Despite seeing some economic benefits from Marcellus Shale drilling in neighboring Pennsylvania, elected officials in the Town of Horseheads, NY, are considering a moratorium on hydraulic fracturing (fracking) in their community.
Such a move by Horseheads, which is in Chemung County, would be meaningful because it is in the Southern Tier, the portion of the state energy companies predict would yield high natural gas production if the state's moratorium on high-volume fracking is lifted.
"We're considering it; we're studying it," Albert Curren, Horseheads deputy supervisor, told NGI. "This board had talked about it, but they've made no decisions. I have no idea which way it's going to go. It might not go anyplace."
Curren said the five-member town board normally meets on the second Wednesday of every month. He said there wasn't any plan to enact a formal moratorium on fracking at its next meeting on June 13.
"We've looked at other towns that have enacted moratoriums," Curren said. "We've been looking at what those people printed up, the way they've set their resolutions up and so forth. We're just studying that stuff so that when and if we have to do it we're going to be ready."
Cherie Messore, spokeswoman for the Independent Oil and Gas Association of New York (IOGA), told NGI that as of mid-May about 72 municipalities in the Empire State have enacted moratoriums on fracking. She said another 22 local governments -- including the cities of Albany, Binghamton, Buffalo, Geneva, Ithaca, Niagara Falls and Syracuse -- have placed outright bans on the practice.
"We're constantly on the watch for any news of any movement like this," Messore said. "Frankly, when people ask for a moratorium, they're basically asking for more time for education and to learn more about how to best serve their constituents. That's where we come in; we're in the perfect position to provide that education, background and depth of knowledge."
Curren said he's taken a trip to Dimock Township, PA, to get some of that education himself (see NGI, May 21). He said he was concerned with what he saw, but he didn't say that would necessarily affect his vote on a possible moratorium in Horseheads.

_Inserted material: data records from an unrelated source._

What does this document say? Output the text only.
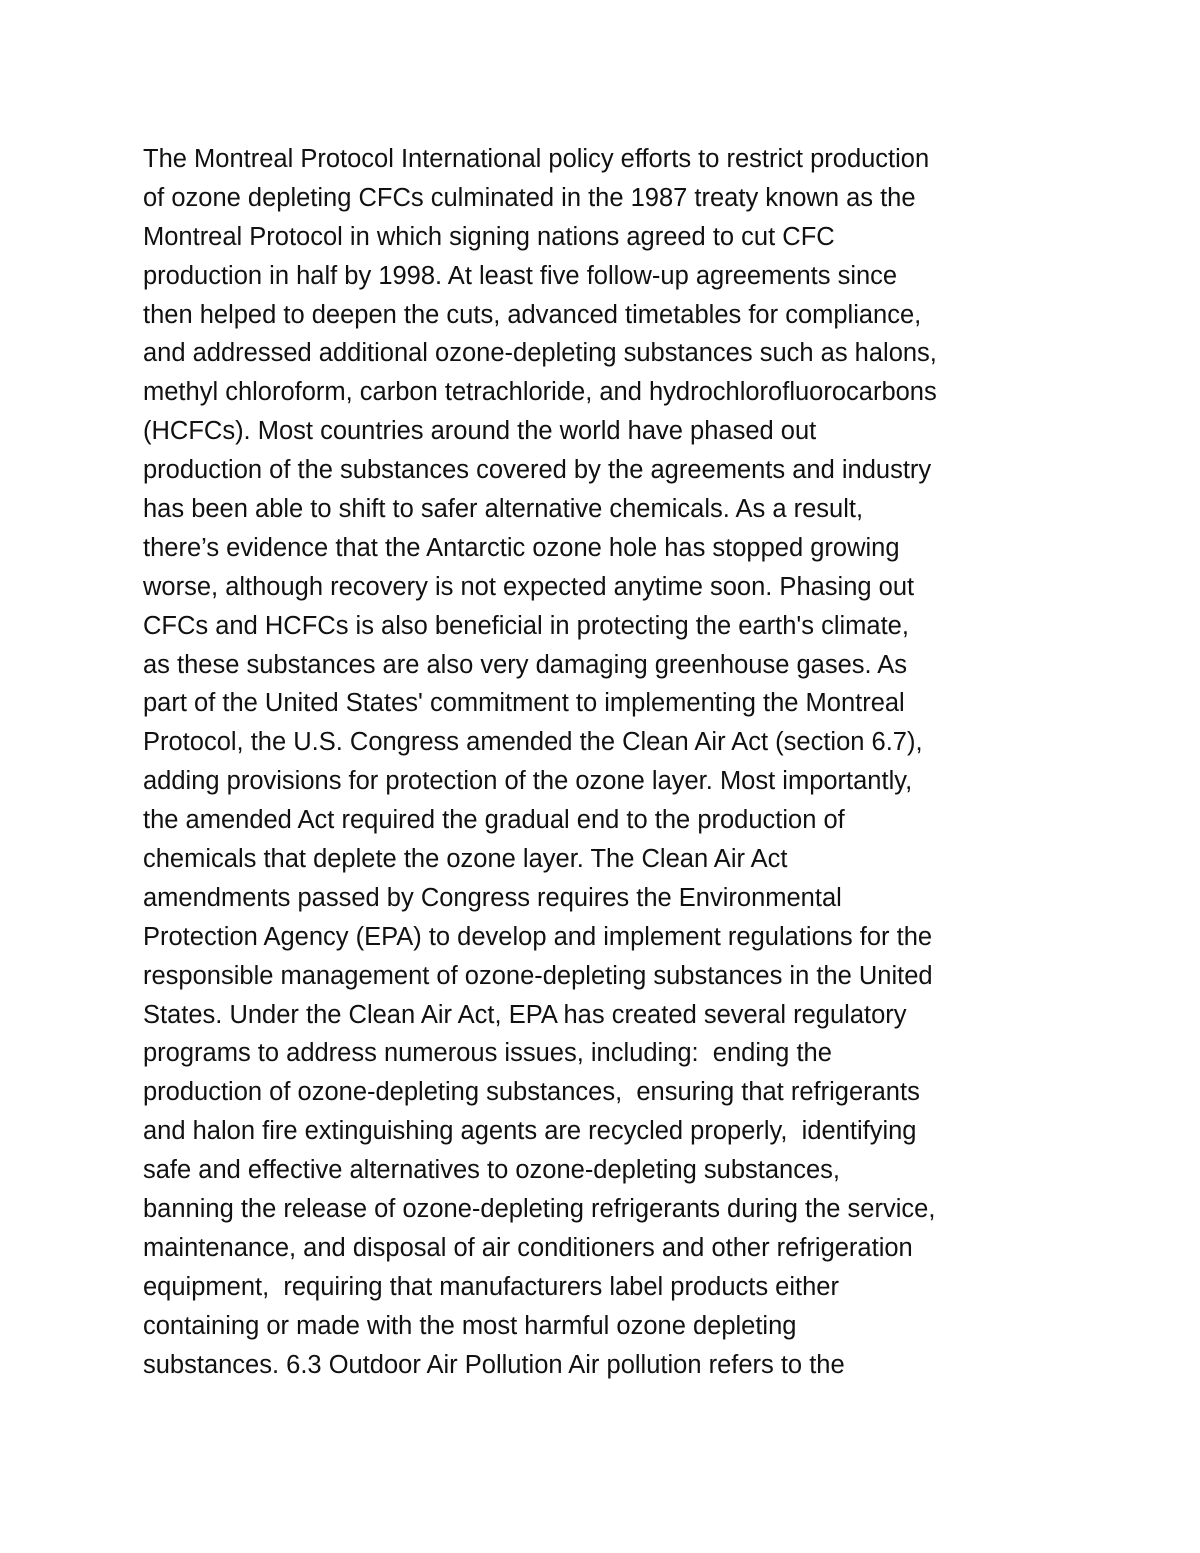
The Montreal Protocol International policy efforts to restrict production
of ozone depleting CFCs culminated in the 1987 treaty known as the
Montreal Protocol in which signing nations agreed to cut CFC
production in half by 1998. At least five follow-up agreements since
then helped to deepen the cuts, advanced timetables for compliance,
and addressed additional ozone-depleting substances such as halons,
methyl chloroform, carbon tetrachloride, and hydrochlorofluorocarbons
(HCFCs). Most countries around the world have phased out
production of the substances covered by the agreements and industry
has been able to shift to safer alternative chemicals. As a result,
there’s evidence that the Antarctic ozone hole has stopped growing
worse, although recovery is not expected anytime soon. Phasing out
CFCs and HCFCs is also beneficial in protecting the earth's climate,
as these substances are also very damaging greenhouse gases. As
part of the United States' commitment to implementing the Montreal
Protocol, the U.S. Congress amended the Clean Air Act (section 6.7),
adding provisions for protection of the ozone layer. Most importantly,
the amended Act required the gradual end to the production of
chemicals that deplete the ozone layer. The Clean Air Act
amendments passed by Congress requires the Environmental
Protection Agency (EPA) to develop and implement regulations for the
responsible management of ozone-depleting substances in the United
States. Under the Clean Air Act, EPA has created several regulatory
programs to address numerous issues, including:  ending the
production of ozone-depleting substances,  ensuring that refrigerants
and halon fire extinguishing agents are recycled properly,  identifying
safe and effective alternatives to ozone-depleting substances,
banning the release of ozone-depleting refrigerants during the service,
maintenance, and disposal of air conditioners and other refrigeration
equipment,  requiring that manufacturers label products either
containing or made with the most harmful ozone depleting
substances. 6.3 Outdoor Air Pollution Air pollution refers to the
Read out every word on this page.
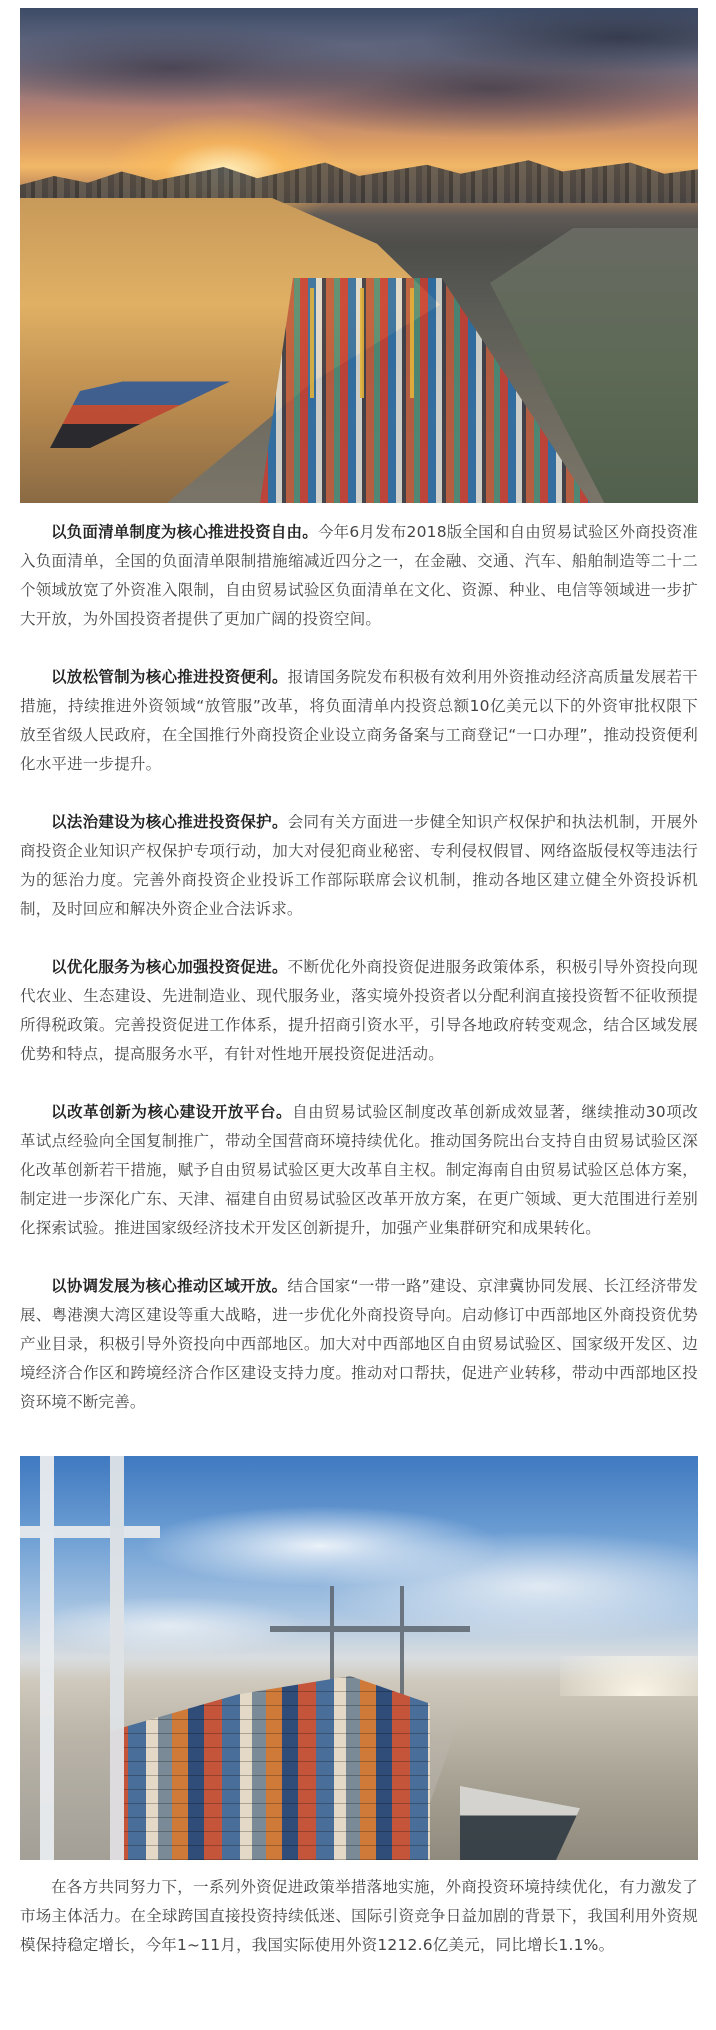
以负面清单制度为核心推进投资自由。今年6月发布2018版全国和自由贸易试验区外商投资准入负面清单，全国的负面清单限制措施缩减近四分之一，在金融、交通、汽车、船舶制造等二十二个领域放宽了外资准入限制，自由贸易试验区负面清单在文化、资源、种业、电信等领域进一步扩大开放，为外国投资者提供了更加广阔的投资空间。

以放松管制为核心推进投资便利。报请国务院发布积极有效利用外资推动经济高质量发展若干措施，持续推进外资领域“放管服”改革，将负面清单内投资总额10亿美元以下的外资审批权限下放至省级人民政府，在全国推行外商投资企业设立商务备案与工商登记“一口办理”，推动投资便利化水平进一步提升。

以法治建设为核心推进投资保护。会同有关方面进一步健全知识产权保护和执法机制，开展外商投资企业知识产权保护专项行动，加大对侵犯商业秘密、专利侵权假冒、网络盗版侵权等违法行为的惩治力度。完善外商投资企业投诉工作部际联席会议机制，推动各地区建立健全外资投诉机制，及时回应和解决外资企业合法诉求。

以优化服务为核心加强投资促进。不断优化外商投资促进服务政策体系，积极引导外资投向现代农业、生态建设、先进制造业、现代服务业，落实境外投资者以分配利润直接投资暂不征收预提所得税政策。完善投资促进工作体系，提升招商引资水平，引导各地政府转变观念，结合区域发展优势和特点，提高服务水平，有针对性地开展投资促进活动。

以改革创新为核心建设开放平台。自由贸易试验区制度改革创新成效显著，继续推动30项改革试点经验向全国复制推广，带动全国营商环境持续优化。推动国务院出台支持自由贸易试验区深化改革创新若干措施，赋予自由贸易试验区更大改革自主权。制定海南自由贸易试验区总体方案，制定进一步深化广东、天津、福建自由贸易试验区改革开放方案，在更广领域、更大范围进行差别化探索试验。推进国家级经济技术开发区创新提升，加强产业集群研究和成果转化。

以协调发展为核心推动区域开放。结合国家“一带一路”建设、京津冀协同发展、长江经济带发展、粤港澳大湾区建设等重大战略，进一步优化外商投资导向。启动修订中西部地区外商投资优势产业目录，积极引导外资投向中西部地区。加大对中西部地区自由贸易试验区、国家级开发区、边境经济合作区和跨境经济合作区建设支持力度。推动对口帮扶，促进产业转移，带动中西部地区投资环境不断完善。

在各方共同努力下，一系列外资促进政策举措落地实施，外商投资环境持续优化，有力激发了市场主体活力。在全球跨国直接投资持续低迷、国际引资竞争日益加剧的背景下，我国利用外资规模保持稳定增长，今年1~11月，我国实际使用外资1212.6亿美元，同比增长1.1%。
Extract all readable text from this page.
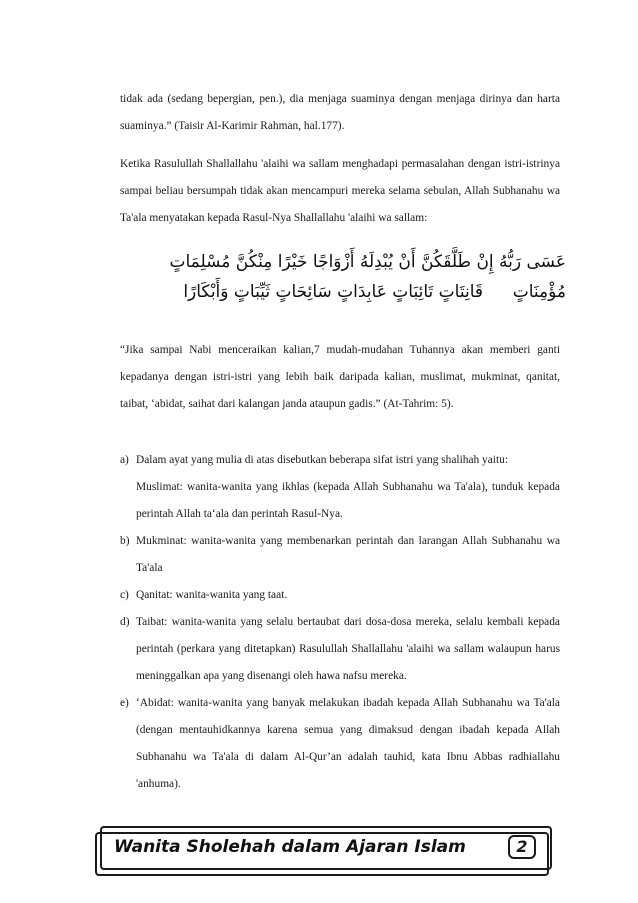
tidak ada (sedang bepergian, pen.), dia menjaga suaminya dengan menjaga dirinya dan harta suaminya.” (Taisir Al-Karimir Rahman, hal.177).

Ketika Rasulullah Shallallahu 'alaihi wa sallam menghadapi permasalahan dengan istri-istrinya sampai beliau bersumpah tidak akan mencampuri mereka selama sebulan, Allah Subhanahu wa Ta'ala menyatakan kepada Rasul-Nya Shallallahu 'alaihi wa sallam:

عَسَى رَبُّهُ إِنْ طَلَّقَكُنَّ أَنْ يُبْدِلَهُ أَزْوَاجًا خَيْرًا مِنْكُنَّ مُسْلِمَاتٍ مُؤْمِنَاتٍ
قَانِتَاتٍ تَائِبَاتٍ عَابِدَاتٍ سَائِحَاتٍ ثَيِّبَاتٍ وَأَبْكَارًا

“Jika sampai Nabi menceraikan kalian,7 mudah-mudahan Tuhannya akan memberi ganti kepadanya dengan istri-istri yang lebih baik daripada kalian, muslimat, mukminat, qanitat, taibat, ‘abidat, saihat dari kalangan janda ataupun gadis.” (At-Tahrim: 5).

a) Dalam ayat yang mulia di atas disebutkan beberapa sifat istri yang shalihah yaitu:

Muslimat: wanita-wanita yang ikhlas (kepada Allah Subhanahu wa Ta'ala), tunduk kepada perintah Allah ta‘ala dan perintah Rasul-Nya.

b) Mukminat: wanita-wanita yang membenarkan perintah dan larangan Allah Subhanahu wa Ta'ala

c) Qanitat: wanita-wanita yang taat.

d) Taibat: wanita-wanita yang selalu bertaubat dari dosa-dosa mereka, selalu kembali kepada perintah (perkara yang ditetapkan) Rasulullah Shallallahu 'alaihi wa sallam walaupun harus meninggalkan apa yang disenangi oleh hawa nafsu mereka.

e) ‘Abidat: wanita-wanita yang banyak melakukan ibadah kepada Allah Subhanahu wa Ta'ala (dengan mentauhidkannya karena semua yang dimaksud dengan ibadah kepada Allah Subhanahu wa Ta'ala di dalam Al-Qur’an adalah tauhid, kata Ibnu Abbas radhiallahu 'anhuma).

Wanita Sholehah dalam Ajaran Islam	2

"I didn't like what I saw [in Dimock]," Curren said. "I saw a lot of neglect, neglect from the people that run the town and from the contractors. It was hell. It's unbelievable what they did down there."
Regulators with the state Department of Environmental Conservation (DEC) are working to finalize a supplemental generic environmental impact statement (SGEIS) on fracking. If approved, the SGEIS would provide the regulatory framework for the practice in New York.
"We want to wait until they [the DEC] come out with that, if they ever do," said Curren, who added that he doesn't believe the town would enact a moratorium before the DEC rolls out its SGEIS. "They say it's close. I have a feeling that they will be done with it very shortly. I just have that feeling. They've been working on it a long time. They've got to be coming near the end of it."
Messore said IOGA was surprised by the news from Horseheads because of its proximity to Bradford County, PA, one of the most productive counties in Pennsylvania.
"There's been a good spike in hotel, restaurant and small business growth in Horseheads," Messore said. "Some of the workers going in to work in Bradford County are living and spending money and staying in Horseheads, so they have seen some value from being a community that's part of Marcellus Shale growth and development. They've seen some great economic prosperity already."